There seems to be only one way to read Ruth Awad’s debut collection of poetry, Set to Music a Wildfire, and that is to plunge in and allow yourself to be submerged. The winner of the 2016 Michael Waters Poetry Prize, this book is colored by the experiences of Awad’s father during the Lebanese Civil War. The first section immerses us in scenes of Lebanon: we’re carried along through the streets of Tripoli on a bus before the war breaks out, we journey with Awad’s father to collect water amid the sound of gunfire, we catch a glimpse of a tourist boardwalk turned battle ground. Later sections explore the ways that Awad’s father carried these moments with him to America, and the way they echo through generations.
This documentary style of poetry invites the reader to bear witness to the trauma of war. It lingers in the jarring sounds, smoke, hunger, and sorrow of a country in conflict. Awad displays a diverse control of language in order to reflect the varied landscape. The sparseness of her words imply desperation:
White building, throat necklaced
with clothesline, each scarf beats with a stolen pulse.
Too many to count.
The whole land nailed under that gallop.
Yet moments of rich color and sensuality shine through the rubble:
Watch the palm leaves fanning your path,
waving you to Jezzine
where knives are made of gold and waterfalls kneel
over mountains like women, long rivers of them.
Wind through the ridge-cut road
whittling past the wind-wrought pines,
wracked branches green-washing
the wrist of the valley below.
The thread of conflict follows from Awad’s illustration of the Lebanese Civil War into her depiction of her family in America. In “Lebanese Famine in America” she shows how her father contrasts the hunger of famine in Lebanon to the hunger of the working class poor in the US, and tries to convince himself of the latter, “it’s enough / it’s enough it’s enough” (29).
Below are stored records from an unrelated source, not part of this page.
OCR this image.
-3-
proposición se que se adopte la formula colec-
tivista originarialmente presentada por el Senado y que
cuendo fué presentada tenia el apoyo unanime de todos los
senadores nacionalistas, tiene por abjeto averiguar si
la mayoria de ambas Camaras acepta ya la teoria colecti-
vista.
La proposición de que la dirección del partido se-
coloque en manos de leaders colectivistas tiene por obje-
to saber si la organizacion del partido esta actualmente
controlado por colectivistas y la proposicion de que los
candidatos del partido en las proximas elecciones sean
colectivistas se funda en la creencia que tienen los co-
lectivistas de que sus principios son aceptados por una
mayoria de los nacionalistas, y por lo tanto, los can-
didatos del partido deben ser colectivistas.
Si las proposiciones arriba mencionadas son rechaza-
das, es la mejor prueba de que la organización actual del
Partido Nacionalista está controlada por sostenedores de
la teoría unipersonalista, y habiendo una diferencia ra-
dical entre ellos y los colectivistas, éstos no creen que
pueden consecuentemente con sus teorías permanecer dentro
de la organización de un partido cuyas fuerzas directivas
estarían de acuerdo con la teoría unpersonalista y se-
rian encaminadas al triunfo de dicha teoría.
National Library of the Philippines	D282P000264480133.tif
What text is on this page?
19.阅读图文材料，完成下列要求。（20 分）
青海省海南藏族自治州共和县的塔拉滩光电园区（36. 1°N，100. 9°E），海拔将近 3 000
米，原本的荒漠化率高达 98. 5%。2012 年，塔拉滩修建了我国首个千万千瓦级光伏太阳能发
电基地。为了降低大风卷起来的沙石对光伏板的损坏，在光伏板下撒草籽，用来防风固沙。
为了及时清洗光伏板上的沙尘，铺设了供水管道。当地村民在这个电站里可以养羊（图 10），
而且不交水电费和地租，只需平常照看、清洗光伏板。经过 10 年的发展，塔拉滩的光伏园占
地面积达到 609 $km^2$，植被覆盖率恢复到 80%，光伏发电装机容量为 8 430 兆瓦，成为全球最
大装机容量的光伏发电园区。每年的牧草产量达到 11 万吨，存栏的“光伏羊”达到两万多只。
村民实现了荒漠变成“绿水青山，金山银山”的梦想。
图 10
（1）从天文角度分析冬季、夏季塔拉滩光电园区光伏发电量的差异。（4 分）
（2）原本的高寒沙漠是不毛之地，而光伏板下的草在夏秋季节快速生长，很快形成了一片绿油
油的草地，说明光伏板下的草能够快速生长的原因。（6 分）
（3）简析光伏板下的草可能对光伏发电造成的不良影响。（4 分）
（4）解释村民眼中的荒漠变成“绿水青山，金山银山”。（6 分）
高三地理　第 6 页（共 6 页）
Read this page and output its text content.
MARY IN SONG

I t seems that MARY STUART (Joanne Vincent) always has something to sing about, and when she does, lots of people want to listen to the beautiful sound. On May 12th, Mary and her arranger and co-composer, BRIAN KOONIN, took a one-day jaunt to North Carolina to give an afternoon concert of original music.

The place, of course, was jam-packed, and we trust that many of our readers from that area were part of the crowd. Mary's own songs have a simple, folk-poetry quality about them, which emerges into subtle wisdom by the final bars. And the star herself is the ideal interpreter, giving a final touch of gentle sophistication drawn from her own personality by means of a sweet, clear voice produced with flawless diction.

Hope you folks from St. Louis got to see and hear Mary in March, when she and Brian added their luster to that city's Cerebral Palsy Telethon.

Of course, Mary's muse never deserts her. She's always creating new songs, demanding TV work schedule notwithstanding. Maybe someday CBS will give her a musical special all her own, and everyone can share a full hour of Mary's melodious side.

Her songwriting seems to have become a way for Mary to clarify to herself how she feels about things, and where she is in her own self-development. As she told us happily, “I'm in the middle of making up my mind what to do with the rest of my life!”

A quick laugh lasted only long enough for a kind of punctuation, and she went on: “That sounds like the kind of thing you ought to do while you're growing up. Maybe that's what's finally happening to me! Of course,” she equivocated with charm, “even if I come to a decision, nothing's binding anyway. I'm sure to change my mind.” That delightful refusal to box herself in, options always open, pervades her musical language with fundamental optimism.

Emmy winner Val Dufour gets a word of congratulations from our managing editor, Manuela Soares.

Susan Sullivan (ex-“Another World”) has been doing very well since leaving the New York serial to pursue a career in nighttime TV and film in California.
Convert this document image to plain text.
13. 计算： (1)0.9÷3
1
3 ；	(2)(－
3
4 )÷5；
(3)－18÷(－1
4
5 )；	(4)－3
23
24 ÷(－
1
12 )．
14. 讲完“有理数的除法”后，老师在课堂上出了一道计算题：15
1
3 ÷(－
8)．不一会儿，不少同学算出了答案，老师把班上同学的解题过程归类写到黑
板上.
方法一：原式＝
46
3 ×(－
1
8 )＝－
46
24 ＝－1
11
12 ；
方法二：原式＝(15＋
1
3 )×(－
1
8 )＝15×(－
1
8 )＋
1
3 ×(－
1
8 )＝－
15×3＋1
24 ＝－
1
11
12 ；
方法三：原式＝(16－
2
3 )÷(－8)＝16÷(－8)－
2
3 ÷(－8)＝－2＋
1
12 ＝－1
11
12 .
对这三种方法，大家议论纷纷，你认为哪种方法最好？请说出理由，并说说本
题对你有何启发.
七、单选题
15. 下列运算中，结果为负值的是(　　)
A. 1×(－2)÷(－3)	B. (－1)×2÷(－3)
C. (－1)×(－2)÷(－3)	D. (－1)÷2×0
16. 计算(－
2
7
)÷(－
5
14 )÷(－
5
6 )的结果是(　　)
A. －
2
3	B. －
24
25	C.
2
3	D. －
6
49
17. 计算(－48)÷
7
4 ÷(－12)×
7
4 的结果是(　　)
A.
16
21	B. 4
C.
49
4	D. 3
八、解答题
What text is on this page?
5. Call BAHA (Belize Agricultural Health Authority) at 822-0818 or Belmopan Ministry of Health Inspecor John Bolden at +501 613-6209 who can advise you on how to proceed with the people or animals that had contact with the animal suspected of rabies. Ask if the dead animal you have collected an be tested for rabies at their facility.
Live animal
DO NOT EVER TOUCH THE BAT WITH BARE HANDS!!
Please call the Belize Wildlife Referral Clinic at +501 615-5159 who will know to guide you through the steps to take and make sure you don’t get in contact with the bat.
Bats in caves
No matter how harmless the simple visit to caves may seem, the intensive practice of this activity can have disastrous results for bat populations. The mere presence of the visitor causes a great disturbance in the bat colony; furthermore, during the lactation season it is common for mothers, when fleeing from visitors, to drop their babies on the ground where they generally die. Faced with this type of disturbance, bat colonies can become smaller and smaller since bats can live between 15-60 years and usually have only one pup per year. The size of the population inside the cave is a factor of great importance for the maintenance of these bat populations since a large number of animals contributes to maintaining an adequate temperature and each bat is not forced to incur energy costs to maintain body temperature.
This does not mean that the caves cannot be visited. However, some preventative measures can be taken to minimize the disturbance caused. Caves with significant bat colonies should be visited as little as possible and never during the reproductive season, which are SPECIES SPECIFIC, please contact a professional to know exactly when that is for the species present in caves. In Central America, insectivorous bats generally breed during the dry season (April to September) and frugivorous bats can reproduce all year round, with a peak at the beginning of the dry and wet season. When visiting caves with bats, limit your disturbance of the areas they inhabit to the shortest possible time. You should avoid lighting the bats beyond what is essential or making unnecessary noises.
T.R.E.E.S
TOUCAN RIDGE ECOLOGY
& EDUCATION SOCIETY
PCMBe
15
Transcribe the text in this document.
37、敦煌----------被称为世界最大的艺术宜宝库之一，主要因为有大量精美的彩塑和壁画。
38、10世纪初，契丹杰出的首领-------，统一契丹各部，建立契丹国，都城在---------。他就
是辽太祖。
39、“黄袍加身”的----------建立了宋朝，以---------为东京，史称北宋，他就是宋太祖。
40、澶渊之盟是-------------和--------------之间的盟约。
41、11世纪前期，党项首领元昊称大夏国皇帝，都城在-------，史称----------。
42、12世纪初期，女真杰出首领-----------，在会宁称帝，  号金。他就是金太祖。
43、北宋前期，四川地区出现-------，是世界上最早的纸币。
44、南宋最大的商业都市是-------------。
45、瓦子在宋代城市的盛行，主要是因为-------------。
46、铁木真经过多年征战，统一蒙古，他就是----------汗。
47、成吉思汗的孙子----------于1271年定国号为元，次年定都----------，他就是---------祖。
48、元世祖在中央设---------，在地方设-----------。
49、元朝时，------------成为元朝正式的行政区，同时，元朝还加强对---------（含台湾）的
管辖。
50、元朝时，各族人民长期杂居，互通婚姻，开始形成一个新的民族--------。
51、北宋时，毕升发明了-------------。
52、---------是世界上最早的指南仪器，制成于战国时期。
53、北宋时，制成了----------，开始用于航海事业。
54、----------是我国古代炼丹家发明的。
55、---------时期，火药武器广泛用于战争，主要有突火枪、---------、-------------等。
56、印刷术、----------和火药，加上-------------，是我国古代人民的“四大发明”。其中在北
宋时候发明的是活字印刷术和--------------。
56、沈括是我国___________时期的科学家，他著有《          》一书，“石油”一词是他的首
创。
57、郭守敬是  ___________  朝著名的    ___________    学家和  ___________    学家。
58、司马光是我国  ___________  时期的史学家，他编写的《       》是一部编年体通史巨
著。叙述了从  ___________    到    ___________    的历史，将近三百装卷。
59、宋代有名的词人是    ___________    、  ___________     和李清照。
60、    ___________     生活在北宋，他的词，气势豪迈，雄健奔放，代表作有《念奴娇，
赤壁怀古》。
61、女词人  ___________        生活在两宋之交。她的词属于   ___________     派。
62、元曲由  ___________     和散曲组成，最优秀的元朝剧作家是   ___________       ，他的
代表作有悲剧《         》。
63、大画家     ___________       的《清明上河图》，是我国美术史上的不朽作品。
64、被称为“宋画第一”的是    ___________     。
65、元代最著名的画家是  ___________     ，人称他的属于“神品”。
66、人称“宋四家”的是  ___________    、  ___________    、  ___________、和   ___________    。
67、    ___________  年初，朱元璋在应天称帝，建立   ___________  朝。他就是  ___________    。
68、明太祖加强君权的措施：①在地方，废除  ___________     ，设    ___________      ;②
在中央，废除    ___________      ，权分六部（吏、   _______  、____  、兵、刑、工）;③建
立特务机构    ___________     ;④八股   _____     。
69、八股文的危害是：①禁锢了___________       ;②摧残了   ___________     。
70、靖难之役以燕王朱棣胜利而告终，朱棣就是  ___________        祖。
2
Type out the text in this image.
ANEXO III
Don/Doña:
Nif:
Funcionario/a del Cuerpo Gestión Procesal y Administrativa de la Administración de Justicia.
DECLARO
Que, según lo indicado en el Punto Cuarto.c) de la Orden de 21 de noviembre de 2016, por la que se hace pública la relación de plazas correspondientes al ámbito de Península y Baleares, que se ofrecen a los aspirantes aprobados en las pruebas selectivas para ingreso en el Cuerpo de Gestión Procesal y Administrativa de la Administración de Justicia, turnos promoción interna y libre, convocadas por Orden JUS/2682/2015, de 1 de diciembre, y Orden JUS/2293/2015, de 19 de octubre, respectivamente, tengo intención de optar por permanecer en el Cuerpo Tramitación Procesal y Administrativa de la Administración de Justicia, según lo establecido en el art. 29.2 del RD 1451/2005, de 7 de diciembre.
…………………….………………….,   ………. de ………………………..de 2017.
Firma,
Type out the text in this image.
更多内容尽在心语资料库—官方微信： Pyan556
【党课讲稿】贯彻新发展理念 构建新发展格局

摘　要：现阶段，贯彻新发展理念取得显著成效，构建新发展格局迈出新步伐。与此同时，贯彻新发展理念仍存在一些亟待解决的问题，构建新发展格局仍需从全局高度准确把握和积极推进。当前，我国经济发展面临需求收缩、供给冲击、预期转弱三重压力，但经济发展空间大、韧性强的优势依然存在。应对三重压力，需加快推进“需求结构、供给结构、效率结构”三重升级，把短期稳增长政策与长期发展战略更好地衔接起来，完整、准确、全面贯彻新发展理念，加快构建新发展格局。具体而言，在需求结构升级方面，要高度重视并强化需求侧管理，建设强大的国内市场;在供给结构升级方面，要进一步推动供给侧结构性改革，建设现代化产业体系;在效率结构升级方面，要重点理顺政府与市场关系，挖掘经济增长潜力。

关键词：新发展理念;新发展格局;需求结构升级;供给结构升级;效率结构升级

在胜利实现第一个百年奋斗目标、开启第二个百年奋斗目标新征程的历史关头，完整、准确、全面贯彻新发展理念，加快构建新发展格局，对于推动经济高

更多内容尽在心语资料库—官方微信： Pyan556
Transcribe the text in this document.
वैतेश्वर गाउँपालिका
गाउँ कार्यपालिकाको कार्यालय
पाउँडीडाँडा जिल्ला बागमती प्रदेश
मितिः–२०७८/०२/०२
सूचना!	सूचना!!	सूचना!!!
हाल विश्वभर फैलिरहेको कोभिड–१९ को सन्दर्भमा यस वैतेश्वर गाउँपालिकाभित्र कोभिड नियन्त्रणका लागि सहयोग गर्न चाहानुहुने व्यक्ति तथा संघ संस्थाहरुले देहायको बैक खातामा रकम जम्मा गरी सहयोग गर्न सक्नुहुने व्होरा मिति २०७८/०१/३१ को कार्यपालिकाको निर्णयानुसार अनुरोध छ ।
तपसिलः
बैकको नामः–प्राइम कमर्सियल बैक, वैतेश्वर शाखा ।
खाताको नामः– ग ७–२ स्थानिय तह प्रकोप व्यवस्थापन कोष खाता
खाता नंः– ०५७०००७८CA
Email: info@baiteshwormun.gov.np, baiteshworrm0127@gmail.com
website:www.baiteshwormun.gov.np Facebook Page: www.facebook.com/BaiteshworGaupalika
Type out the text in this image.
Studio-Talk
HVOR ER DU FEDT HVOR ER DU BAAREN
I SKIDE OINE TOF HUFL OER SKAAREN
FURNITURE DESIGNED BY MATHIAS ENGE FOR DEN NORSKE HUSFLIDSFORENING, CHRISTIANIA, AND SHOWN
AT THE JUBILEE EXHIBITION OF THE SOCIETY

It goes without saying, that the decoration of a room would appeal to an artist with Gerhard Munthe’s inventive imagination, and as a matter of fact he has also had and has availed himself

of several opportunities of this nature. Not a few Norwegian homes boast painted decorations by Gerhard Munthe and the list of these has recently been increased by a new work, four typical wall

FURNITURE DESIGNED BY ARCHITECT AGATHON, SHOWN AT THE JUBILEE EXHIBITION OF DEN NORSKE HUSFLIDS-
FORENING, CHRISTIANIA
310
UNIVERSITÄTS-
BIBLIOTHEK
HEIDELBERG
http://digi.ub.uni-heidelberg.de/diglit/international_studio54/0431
She portrays the shaky foundations of her parents’ relationship and the fear that arises from the creation of new life amid struggle. Her mother’s voice comes through heartbreakingly in “New Mother” as she writes:
No, sweet girl, don’t drink in your inheritance,
this grief you can wear like a locket and open often,
this grief that will wring your hair over its knuckles
and pull up the dark roots.
The chorus of voices characterized in Awad’s poetry collection create a complex diorama of her family, and of the people and places that have influenced them. She represents the alienation of the immigrant experience, as well as the first-generation child’s sense of not quite belonging anywhere.
Set to Music a Wildfire is a picture album of a divided country and a divided family. Ruth Awad’s poems work to show us what is at stake when we love something. Through the bullet riddled buildings and scattered bricks we glimpse images of earth and water, sun and sea gulls. There are flashes of Awad’s father as a child with his sisters as “we sailed through bright saffron scarves, / past barrels of grain and earthy bins of pine nuts” (39). These moments of stunning beauty are woven throughout the text and drive home the complexity of the human experience, highlighting the underlying quality of endurance through misfortune. This experience of surviving and enduring is central to Awad’s collection, and she gives a powerful voice to its intricacy.